You could just as easily read Zod, via the 9/11 imagery, as the extreme-rightist bogeyman of total terrorism which seeks the destruction of everything American unless something (like, maybe a Christ-like uber-mensch teamed up with the US military) stands in its way. I’m not arguing for that reading, necessarily, just saying it's also there. But even if Kilpatrick were to dismiss the 9/11 imagery as a posturing and empty evocation of pathos, an argument you could certainly make in good faith, he should at least, in reviewing the political content of this film, take it into account.
But all that’s beside the point, because Kilpatrick isn’t interested in reading this film so much as he is in justifying his enjoyment of it. And furthermore, since the movie has been widely panned, he wants to connect the contrarian nature of his personal taste to the contrarian nature of his political brand. As we’ve seen, throughout the piece he distances himself from other (legitimate) leftist attacks on the film, while aligning himself, tongue-firmly-in-cheek, with uber-conservative Armond White (another tactic of Zizek’s—attack the left while agreeing with the right’s premises, but pretend that because you’re aware of it and it’s funny and ‘you’re a leftist’ that you’re not in fact adopting a right position, but some sort of pure and true populist-leftism).

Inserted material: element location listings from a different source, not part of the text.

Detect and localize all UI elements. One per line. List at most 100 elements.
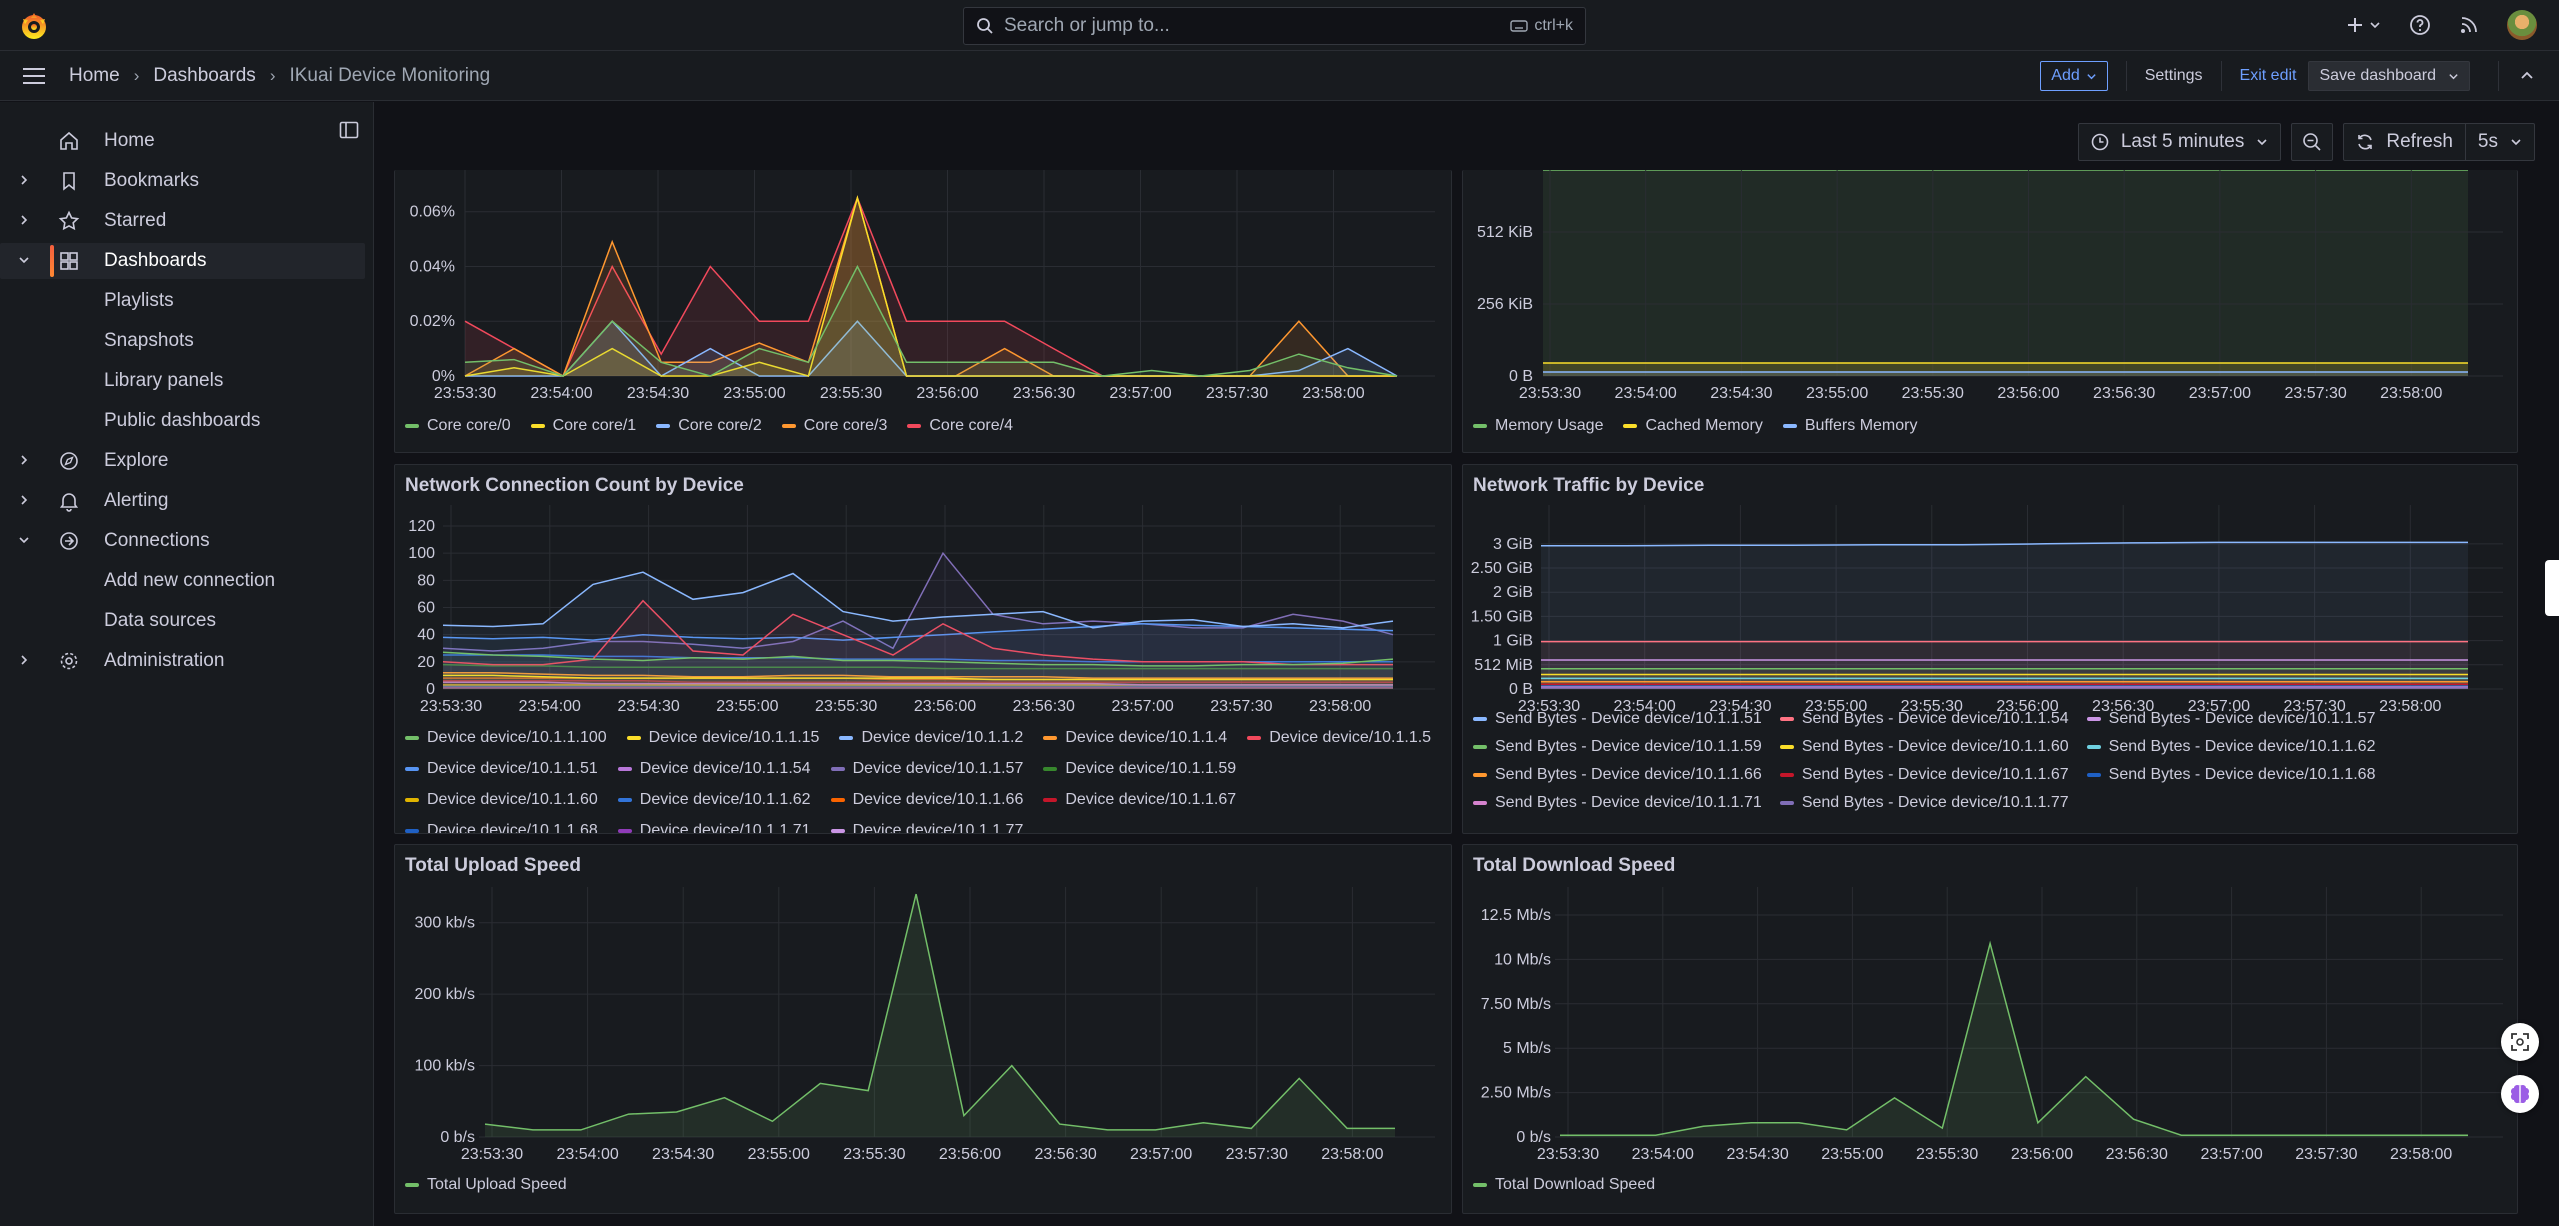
sidebar-item-home[interactable]: Home — [0, 123, 365, 159]
search-input[interactable]: Search or jump to... ctrl+k — [963, 7, 1586, 45]
chevron-down-icon[interactable] — [17, 533, 31, 547]
breadcrumb-separator-icon: › — [269, 66, 276, 85]
legend-item[interactable]: Device device/10.1.1.60 — [405, 791, 598, 809]
exit-edit-button[interactable]: Exit edit — [2239, 67, 2297, 84]
panel-memory[interactable]: 0 B 256 KiB 512 KiB 23:53:30 23:54:00 23:54:3… — [1462, 170, 2518, 453]
series-line — [464, 264, 1398, 377]
legend-item[interactable]: Device device/10.1.1.59 — [1043, 760, 1236, 778]
grafana-logo-icon[interactable] — [18, 10, 50, 42]
breadcrumb-dashboards[interactable]: Dashboards — [153, 65, 256, 86]
legend-item[interactable]: Send Bytes - Device device/10.1.1.60 — [1779, 738, 2069, 756]
sidebar-item-add-new-connection[interactable]: Add new connection — [0, 563, 365, 599]
legend-item[interactable]: Device device/10.1.1.66 — [830, 791, 1023, 809]
chevron-right-icon[interactable] — [17, 173, 31, 187]
breadcrumb-home[interactable]: Home — [69, 65, 120, 86]
assistant-button[interactable] — [2501, 1075, 2539, 1113]
chevron-right-icon[interactable] — [17, 653, 31, 667]
new-menu-button[interactable] — [2345, 15, 2381, 35]
sidebar-item-library-panels[interactable]: Library panels — [0, 363, 365, 399]
save-dashboard-button[interactable]: Save dashboard — [2308, 61, 2470, 91]
rss-icon[interactable] — [2459, 15, 2479, 35]
legend-item[interactable]: Send Bytes - Device device/10.1.1.67 — [1779, 766, 2069, 784]
x-tick-label: 23:55:00 — [1805, 698, 1867, 715]
legend-item[interactable]: Core core/1 — [530, 417, 636, 435]
legend-item[interactable]: Device device/10.1.1.77 — [830, 822, 1023, 833]
screenshot-tool-button[interactable] — [2501, 1023, 2539, 1061]
settings-button[interactable]: Settings — [2144, 67, 2203, 84]
chevron-up-icon[interactable] — [2519, 68, 2535, 84]
sidebar-item-administration[interactable]: Administration — [0, 643, 365, 679]
sidebar-item-data-sources[interactable]: Data sources — [0, 603, 365, 639]
legend-item[interactable]: Total Download Speed — [1473, 1176, 1655, 1194]
y-tick-label: 512 MiB — [1474, 657, 1533, 674]
legend-item[interactable]: Send Bytes - Device device/10.1.1.54 — [1779, 710, 2069, 728]
help-icon[interactable] — [2409, 14, 2431, 36]
legend-item[interactable]: Buffers Memory — [1782, 417, 1917, 435]
chevron-right-icon[interactable] — [17, 453, 31, 467]
side-drawer-handle[interactable] — [2545, 560, 2559, 616]
chevron-down-icon[interactable] — [17, 253, 31, 267]
legend-item[interactable]: Send Bytes - Device device/10.1.1.66 — [1473, 766, 1762, 784]
legend-item[interactable]: Core core/3 — [781, 417, 887, 435]
sidebar-item-public-dashboards[interactable]: Public dashboards — [0, 403, 365, 439]
legend-item[interactable]: Send Bytes - Device device/10.1.1.51 — [1473, 710, 1762, 728]
add-button[interactable]: Add — [2040, 61, 2108, 91]
dock-menu-icon[interactable] — [339, 120, 359, 140]
panel-connections[interactable]: Network Connection Count by Device 0 20 40… — [394, 464, 1452, 834]
legend-item[interactable]: Total Upload Speed — [405, 1176, 567, 1194]
legend-item[interactable]: Device device/10.1.1.2 — [839, 729, 1023, 747]
legend-item[interactable]: Send Bytes - Device device/10.1.1.71 — [1473, 794, 1762, 812]
chevron-down-icon[interactable] — [2448, 71, 2459, 82]
menu-icon[interactable] — [22, 67, 46, 85]
legend-item[interactable]: Device device/10.1.1.68 — [405, 822, 598, 833]
chevron-right-icon[interactable] — [17, 213, 31, 227]
legend-item[interactable]: Device device/10.1.1.4 — [1043, 729, 1227, 747]
time-range-picker[interactable]: Last 5 minutes — [2077, 123, 2282, 161]
legend-item[interactable]: Device device/10.1.1.62 — [617, 791, 811, 809]
sidebar-item-bookmarks[interactable]: Bookmarks — [0, 163, 365, 199]
legend-item[interactable]: Send Bytes - Device device/10.1.1.62 — [2086, 738, 2375, 756]
legend-item[interactable]: Core core/0 — [405, 417, 511, 435]
zoom-out-button[interactable] — [2291, 123, 2334, 161]
panel-traffic[interactable]: Network Traffic by Device 0 B 512 MiB 1 Gi… — [1462, 464, 2518, 834]
legend-item[interactable]: Cached Memory — [1623, 417, 1763, 435]
y-tick-label: 0.02% — [410, 313, 455, 330]
legend-item[interactable]: Device device/10.1.1.15 — [626, 729, 819, 747]
sidebar-item-connections[interactable]: Connections — [0, 523, 365, 559]
legend-item[interactable]: Device device/10.1.1.5 — [1247, 729, 1431, 747]
refresh-button[interactable]: Refresh — [2343, 123, 2466, 161]
refresh-interval-label: 5s — [2477, 131, 2498, 152]
legend-swatch — [830, 829, 845, 833]
panel-cpu[interactable]: 0% 0.02% 0.04% 0.06% 23:53:30 23:54:00 23:54:3… — [394, 170, 1452, 453]
x-tick-label: 23:56:30 — [1034, 1146, 1096, 1163]
panel-download[interactable]: Total Download Speed 0 b/s 2.50 Mb/s 5 Mb/… — [1462, 844, 2518, 1214]
legend-swatch — [1043, 767, 1058, 771]
refresh-interval-picker[interactable]: 5s — [2465, 123, 2535, 161]
sidebar-item-alerting[interactable]: Alerting — [0, 483, 365, 519]
legend-item[interactable]: Device device/10.1.1.67 — [1043, 791, 1236, 809]
legend-item[interactable]: Memory Usage — [1473, 417, 1603, 435]
legend-item[interactable]: Core core/4 — [907, 417, 1013, 435]
sidebar-item-starred[interactable]: Starred — [0, 203, 365, 239]
sidebar-item-playlists[interactable]: Playlists — [0, 283, 365, 319]
legend-item[interactable]: Device device/10.1.1.100 — [405, 729, 607, 747]
legend-item[interactable]: Core core/2 — [656, 417, 762, 435]
user-avatar[interactable] — [2507, 10, 2537, 40]
legend-item[interactable]: Device device/10.1.1.71 — [617, 822, 811, 833]
chevron-right-icon[interactable] — [17, 493, 31, 507]
sidebar-item-explore[interactable]: Explore — [0, 443, 365, 479]
sidebar-item-snapshots[interactable]: Snapshots — [0, 323, 365, 359]
y-tick-label: 40 — [417, 627, 435, 644]
legend-item[interactable]: Device device/10.1.1.51 — [405, 760, 598, 778]
axes: 0 b/s 100 kb/s 200 kb/s 300 kb/s 23:53:30 23:… — [415, 887, 1435, 1163]
legend-item[interactable]: Send Bytes - Device device/10.1.1.77 — [1779, 794, 2069, 812]
legend-item[interactable]: Device device/10.1.1.57 — [830, 760, 1023, 778]
legend-item[interactable]: Send Bytes - Device device/10.1.1.59 — [1473, 738, 1762, 756]
legend-item[interactable]: Send Bytes - Device device/10.1.1.57 — [2086, 710, 2375, 728]
panel-upload[interactable]: Total Upload Speed 0 b/s 100 kb/s 200 kb/s… — [394, 844, 1452, 1214]
x-tick-label: 23:58:00 — [1321, 1146, 1383, 1163]
topbar-actions — [2345, 10, 2537, 40]
legend-item[interactable]: Device device/10.1.1.54 — [617, 760, 811, 778]
legend-item[interactable]: Send Bytes - Device device/10.1.1.68 — [2086, 766, 2375, 784]
sidebar-item-dashboards[interactable]: Dashboards — [0, 243, 365, 279]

Here’s the thing: if you enjoy a movie, great! In this barren and miserable world of capital’s dominance, good-on-you for every happiness you find. But don’t come at me like it’s a goddamn leftist triumph. There are enough film critics in the world whose entire lives are spent convincing people to keep going to the movies. Perhaps the minimum commitment we should ask of film critique is not to deploy leftist concepts to write paeans to Hollywood.